La deuxième partie fait éclater la notion de peinture au profit d’une profusion de stratégies esthétiques. La technique des joiners (ces œuvres assemblées pour former un tout, homogène ou hétéroclite) s’applique aussi bien à la peinture – acrylique en général, huile rarement – qu’aux Polaroïd, aux papiers teints et à l’image vidéo (installation vidéo saisonnière incluse, les quatre murs de Four Seasons reproduisant le même panoramique avant sur une même route à quatre saisons différentes). Après les célèbres tableaux chlorés, le deuxième clou du spectacle est alors l’immense Bigger Trees, qui happe le visiteur dans une saisissante paroi, où nature jointoyante, route et petites bâtisses humaines déclinent trois thèmes picturaux chers à David Hockney sur cinquante tableaux associés avec plus ou moins de précision. Pour partie, cette évidence ambitieuse et polymorphe de l’image « réaliste », parfois narrative, souvent mise à mal par une dissonance ou des décalages (ainsi des remarquables tables en verre, pourtant jamais respectueuses de la perspective), constitue à la fois l’attractivité du peintre et sa singularité. Néanmoins, elle ne permet pas de les résumer, d’autant que l’exposition souligne l’amplitude d’un projet où chacun peut entendre résonner des références qui lui sont propres par écho formel (Picasso affleure parfois), colorique (couleurs entre Matisse, Magritte et Miró), créatif (Rothko), par l’insertion d’œuvres collées sur la peinture, par le décalque de scènes typiques déjà peintes par d’autres, par la recréation de tableaux connus, etc.

A Large Diver, 1978 (détail). Photo : Josée Novicz.

La dernière partie de l’exposition, centrée sur les œuvres plus récentes, se révèle assez décevante, peut-être parce que, trop documentée sur une courte période (trop de tableaux d’une même veine ?). De fait, elle semble décliner un seul motif – en l’espèce une terrasse bleue, avec ou sans l’intérieur qui va avec. Plane alors une impression de répétition, de ressassement, de remise sur le chantier, qui peut évoquer, certes, un recentrage obsessionnel par contraste avec la variété des pièces précédentes, mais aussi une mise en scène du choix de perspective (l’artiste cherchant à ouvrir les possibles que referme d’ordinaire un tableau), une interrogation de la question d’unicité d’un tableau (qu’est-ce qui différencie un style ou une peinture : un sujet, un choix de couleur, d’angle, de technique, de disruption ?), ou la formalisation d’un travail réflexif d’ordinaire caché (l’artiste aurait alors refusé de trancher sur la « meilleure » manière de saisir un lieu ou un instant, chaque œuvre apportant un regard spécifique sur un aménagement identique). Avouons-le : pour celui qui n’est pas spécialiste, le plaisir de goûter des couleurs riches et pleines, fût-il associé à une réflexion sur le pourquoi de cette déclinaison au quasi identique, ne suffit pas toujours à soutenir l’intérêt, surtout après la variété des formes d’expression précédentes.

Nichols Canyon, 1980 (avant Google Maps, détail). Photo : Josée Novicz.

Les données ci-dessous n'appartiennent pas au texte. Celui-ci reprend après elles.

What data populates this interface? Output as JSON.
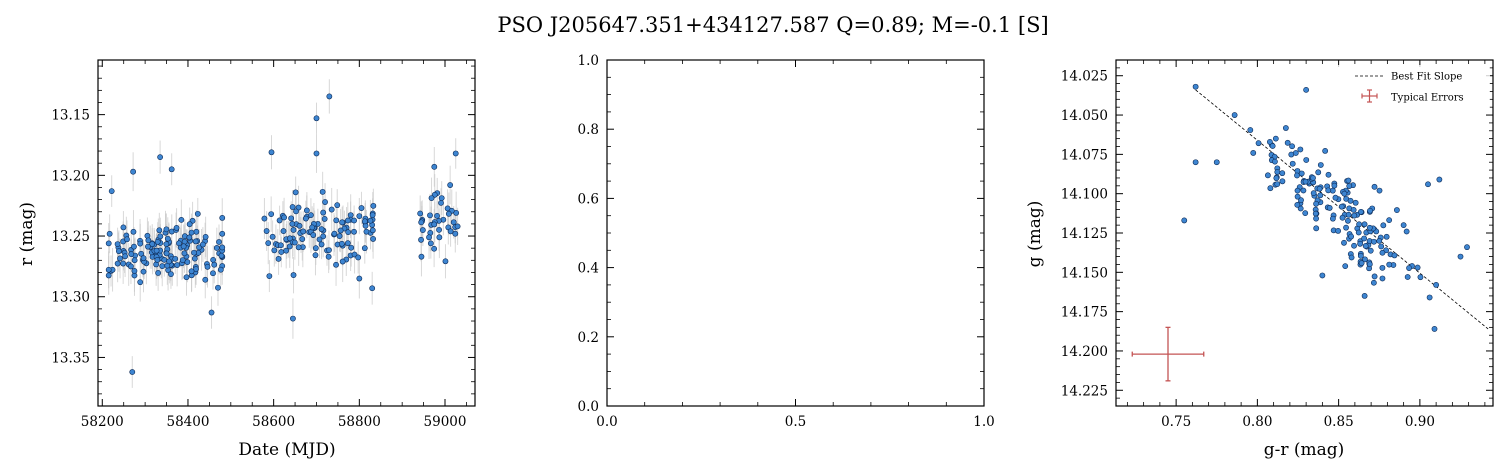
{
  "figure": {
    "title": "PSO J205647.351+434127.587  Q=0.89; M=-0.1 [S]",
    "colors": {
      "point": "#3d85d1",
      "point_edge": "#0d2a55",
      "errorbar": "#c8c8c8",
      "typical_error": "#c45454",
      "fit_line": "#000000"
    }
  },
  "chart_data": [
    {
      "type": "scatter",
      "xlabel": "Date (MJD)",
      "ylabel": "r (mag)",
      "xlim": [
        58190,
        59070
      ],
      "ylim": [
        13.39,
        13.105
      ],
      "y_inverted": true,
      "xticks": [
        58200,
        58400,
        58600,
        58800,
        59000
      ],
      "yticks": [
        13.15,
        13.2,
        13.25,
        13.3,
        13.35
      ],
      "xtick_labels": [
        "58200",
        "58400",
        "58600",
        "58800",
        "59000"
      ],
      "ytick_labels": [
        "13.15",
        "13.20",
        "13.25",
        "13.30",
        "13.35"
      ],
      "error_bar_color": "light gray",
      "clusters": [
        {
          "x_range": [
            58215,
            58480
          ],
          "mean_mag": 13.262,
          "spread": 0.022,
          "count": 150
        },
        {
          "x_range": [
            58575,
            58835
          ],
          "mean_mag": 13.245,
          "spread": 0.025,
          "count": 110
        },
        {
          "x_range": [
            58940,
            59030
          ],
          "mean_mag": 13.24,
          "spread": 0.022,
          "count": 35
        }
      ],
      "points": [
        [
          58222,
          13.213
        ],
        [
          58270,
          13.362
        ],
        [
          58272,
          13.197
        ],
        [
          58335,
          13.185
        ],
        [
          58362,
          13.195
        ],
        [
          58455,
          13.313
        ],
        [
          58595,
          13.181
        ],
        [
          58645,
          13.318
        ],
        [
          58700,
          13.153
        ],
        [
          58730,
          13.135
        ],
        [
          58700,
          13.182
        ],
        [
          58720,
          13.222
        ],
        [
          58830,
          13.293
        ],
        [
          58945,
          13.267
        ],
        [
          58975,
          13.193
        ],
        [
          59012,
          13.208
        ],
        [
          59025,
          13.182
        ],
        [
          58590,
          13.283
        ],
        [
          58800,
          13.285
        ]
      ]
    },
    {
      "type": "scatter",
      "empty": true,
      "xlim": [
        0.0,
        1.0
      ],
      "ylim": [
        0.0,
        1.0
      ],
      "xticks": [
        0.0,
        0.5,
        1.0
      ],
      "yticks": [
        0.0,
        0.2,
        0.4,
        0.6,
        0.8,
        1.0
      ],
      "xtick_labels": [
        "0.0",
        "0.5",
        "1.0"
      ],
      "ytick_labels": [
        "0.0",
        "0.2",
        "0.4",
        "0.6",
        "0.8",
        "1.0"
      ]
    },
    {
      "type": "scatter",
      "xlabel": "g-r (mag)",
      "ylabel": "g (mag)",
      "xlim": [
        0.713,
        0.945
      ],
      "ylim": [
        14.235,
        14.015
      ],
      "y_inverted": true,
      "xticks": [
        0.75,
        0.8,
        0.85,
        0.9
      ],
      "yticks": [
        14.025,
        14.05,
        14.075,
        14.1,
        14.125,
        14.15,
        14.175,
        14.2,
        14.225
      ],
      "xtick_labels": [
        "0.75",
        "0.80",
        "0.85",
        "0.90"
      ],
      "ytick_labels": [
        "14.025",
        "14.050",
        "14.075",
        "14.100",
        "14.125",
        "14.150",
        "14.175",
        "14.200",
        "14.225"
      ],
      "legend": {
        "position": "top-right",
        "entries": [
          "Best Fit Slope",
          "Typical Errors"
        ]
      },
      "fit_line": {
        "x": [
          0.762,
          0.942
        ],
        "y": [
          14.034,
          14.186
        ]
      },
      "typical_error": {
        "x": 0.745,
        "y": 14.202,
        "x_err": 0.022,
        "y_err": 0.017
      },
      "cluster": {
        "center": [
          0.848,
          14.108
        ],
        "slope": 0.84,
        "spread": 0.014,
        "count": 170
      },
      "points": [
        [
          0.762,
          14.032
        ],
        [
          0.83,
          14.034
        ],
        [
          0.755,
          14.117
        ],
        [
          0.762,
          14.08
        ],
        [
          0.775,
          14.08
        ],
        [
          0.786,
          14.05
        ],
        [
          0.912,
          14.091
        ],
        [
          0.905,
          14.094
        ],
        [
          0.925,
          14.14
        ],
        [
          0.929,
          14.134
        ],
        [
          0.91,
          14.158
        ],
        [
          0.906,
          14.166
        ],
        [
          0.909,
          14.186
        ],
        [
          0.866,
          14.165
        ],
        [
          0.84,
          14.152
        ],
        [
          0.89,
          14.12
        ],
        [
          0.875,
          14.13
        ]
      ]
    }
  ]
}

Reste une exposition riche et puissante, où l’on regrette un éclairage pas toujours adapté (reflets sur les vernis, par exemple) et où l’on s’amuse de la bêtise d’un Centre Pompidou qui interdit les photos même sans flash dans certaines salles mais pas partout, au bon vouloir des « gardiens ». Heureusement, cette attitude stupide, discrétionnaire et rétrograde n’enlève rien au plaisir de découvrir, en inculte de bonne volonté, une œuvre saisissante.